OBJECTIVE: To investigate the ability of continuous-distribution pore models to accurately predict permeability-surface area product (PS) experimental data in skeletal muscle. METHODS: Models having a water-only (WO) pathway and continuous distributions of microvascular transport-pathway sizes were fit to solute reflection-coefficient (sigma) experimental data (approximately 0.5-16 nm Stokes radii) obtained from skeletal muscle to determine optimal parameter values. Without further modification, these models were used to predict experimental PS values obtained from the literature for small solutes ranging in size from NaCl to inulin and for three proteins, alpha-lactalbumin, ovalbumin, and albumin (approximately 0.23-3.7 nm radii). The protein PSs were determined from fluorescent tracer-diffusion curves and a nonlinear model of tracer diffusion in the cat hindlimb preparation. The model's PS predictions were compared to those of a discrete-pore model previously developed and a fiber-matrix (FM) model.
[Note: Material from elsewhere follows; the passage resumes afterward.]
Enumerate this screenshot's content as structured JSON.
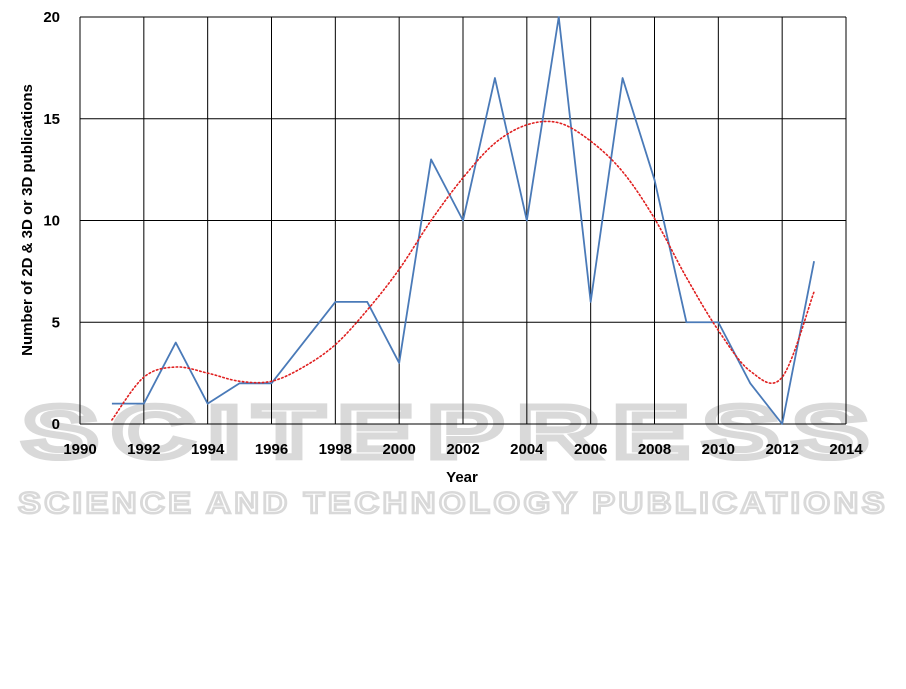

RESULTS: A log-normal (LN) continuous pore-size distribution plus WO-pathway model (three free parameters) fit the sigma data to within the 95% confidence intervals of each of eight solutes spanning a 32-fold size range and was nearly as close to the data as was the two discrete-pore plus WO-pathway model (four free parameters). Both models closely described the PS data for nine solutes spanning a 14-fold size range. The fit of a fiber-matrix plus WO-pathway model (three free parameters) to the sigma data was much poorer than for the other models. CONCLUSIONS: The LN and two-discrete-pore models accurately describe sigma and PS experimental data in cat and human skeletal muscle. Therefore, experimental data resulting from complex microvascular transport processes are well characterized by simple pore models.